Payments company Ramp, which tracks spending across roughly 70,000 companies, reported that business adoption of AI tools slowed in August. Ramp’s latest data shows 56% of its customers paid for AI products in August, an increase of just 0.4 percentage points from July.
Past patterns and possible explanations
This is not the first time Ramp’s metrics have indicated a slowdown: the company’s AI index showed little to no adoption growth between August and October last year, before picking up again later in the year. The August data may partly reflect seasonality, since many firms and employees take vacations during the month.
Why the slowdown matters
Large investments in AI infrastructure by frontier labs and hyperscalers rest on expectations of substantial revenue to justify those costs. Usage has grown rapidly so far—especially as software engineers adopted agentic coding tools—but if adoption eases, associated revenue growth could also slow.
Ramp’s sample and broader measures
Ramp’s clientele is skewed toward tech-active businesses, so its 56% figure probably overstates overall market adoption. For comparison, a US Census Bureau ongoing survey of AI adoption, updated on August 23, shows only 22% of businesses reporting AI use. Nevertheless, Ramp’s dataset is one of the few direct spending indicators available and may act as a leading signal.
Token costs, price cuts and the top 1%
Ara Kharazian, an economist at Ramp, highlighted a notable warning: AI spending per employee among the top 1% of firms in Ramp’s sample fell nearly 10%, to $7,205. That drop could reflect vacation-related lower activity, but it also aligns with falling token costs. After price cuts from OpenAI and Anthropic, average token costs have dropped to $0.68 per million tokens, compared with a 2026 peak of $1.15 per million tokens in March.
Ramp’s data suggest labs have not yet offset those price cuts with higher usage.
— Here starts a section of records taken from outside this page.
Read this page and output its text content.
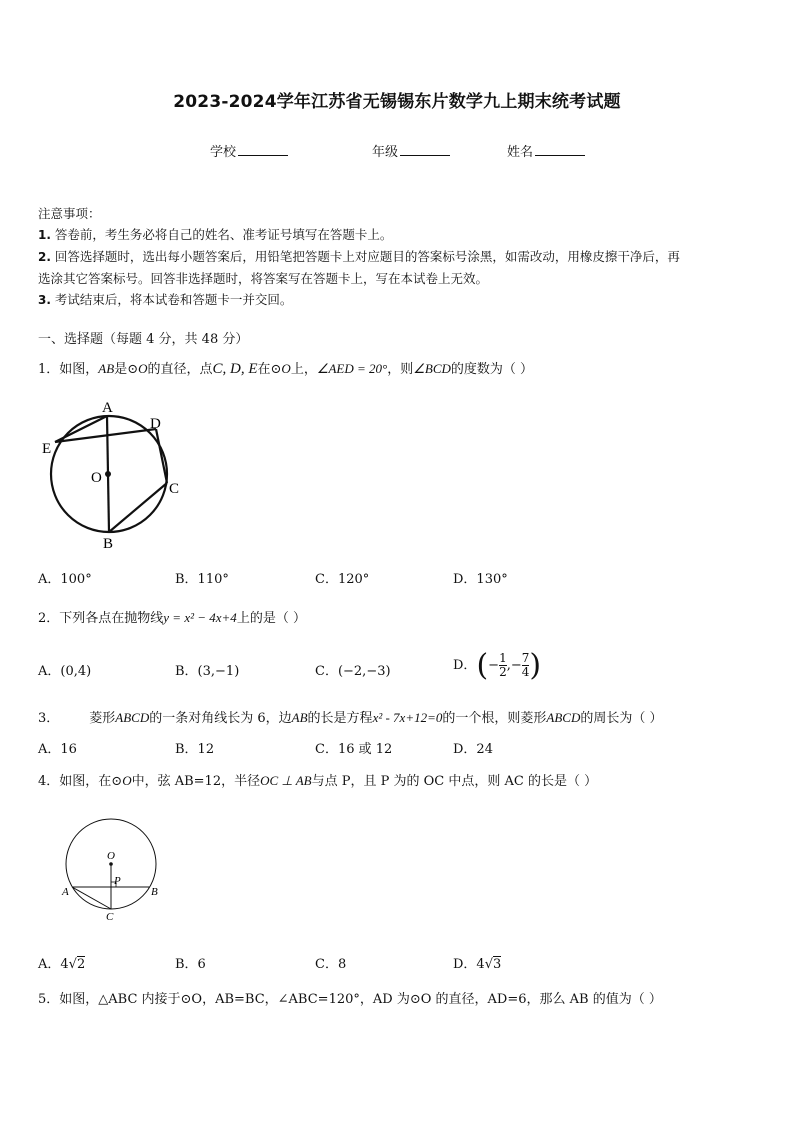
2023-2024学年江苏省无锡锡东片数学九上期末统考试题
学校	年级	姓名
注意事项：
1. 答卷前，考生务必将自己的姓名、准考证号填写在答题卡上。
2. 回答选择题时，选出每小题答案后，用铅笔把答题卡上对应题目的答案标号涂黑，如需改动，用橡皮擦干净后，再
选涂其它答案标号。回答非选择题时，将答案写在答题卡上，写在本试卷上无效。
3. 考试结束后，将本试卷和答题卡一并交回。
一、选择题（每题 4 分，共 48 分）
1．如图，AB是⊙O的直径，点C, D, E在⊙O上，∠AED = 20°，则∠BCD的度数为（ ）
A
B
C
D
E
O
A．100°	B．110°	C．120°	D．130°
2．下列各点在抛物线y = x² − 4x+4上的是（ ）
A．(0,4)	B．(3,−1)	C．(−2,−3)	D．(− $\frac{1}{2}$ ,− $\frac{7}{4}$ )
3． 菱形ABCD的一条对角线长为 6，边AB的长是方程x² - 7x+12=0的一个根，则菱形ABCD的周长为（ ）
A．16	B．12	C．16 或 12	D．24
4．如图，在⊙O中，弦 AB=12，半径OC ⊥ AB与点 P，且 P 为的 OC 中点，则 AC 的长是（ ）
O
P
A	B
C
A．4√2	B．6	C．8	D．4√3
5．如图，△ABC 内接于⊙O，AB=BC，∠ABC=120°，AD 为⊙O 的直径，AD=6，那么 AB 的值为（ ）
Many customers are choosing older, cheaper models—such as OpenAI’s ChatGPT 5.6-Terra and Anthropic’s Sonnet—rather than the newest frontier releases. Employees at frontier labs have said much of a new model’s training cost is recovered in the first weeks after release, so slower adoption could disrupt that recovery dynamic.
Model-serving platforms remain a small but growing share
Despite talk that open-weight models could threaten frontier labs, only 6.4% of AI-spending businesses used model-serving or inference platforms in August. That share is steadily rising but not yet large enough to drive broad business adoption dynamics.
Kharazian’s takeaway
“We are showing that competition between OpenAI and Anthropic is making AI more accessible, and also driving the price down for companies—and not just driving the price down, but driving spend down at the top 1% of companies that previously the market was expecting to drive much of the growth going forward,” Ara Kharazian said.
For model-builders and hyperscalers with large hardware commitments, the August dip could be alarming if it signals a longer-term slowdown. But as Kharazian noted, the impact depends on your position in the market: for companies already using AI, lower prices and wider accessibility are beneficial, while for those relying on high early spending to recoup heavy infrastructure costs, the trend could be problematic.
Conclusion
Ramp’s August spending data point to a pause in AI spending growth, which may be partly seasonal. Still, the decline in token prices and reduced spending among the top-spending firms could have meaningful implications for revenue expectations at frontier labs and hyperscalers if the trend persists.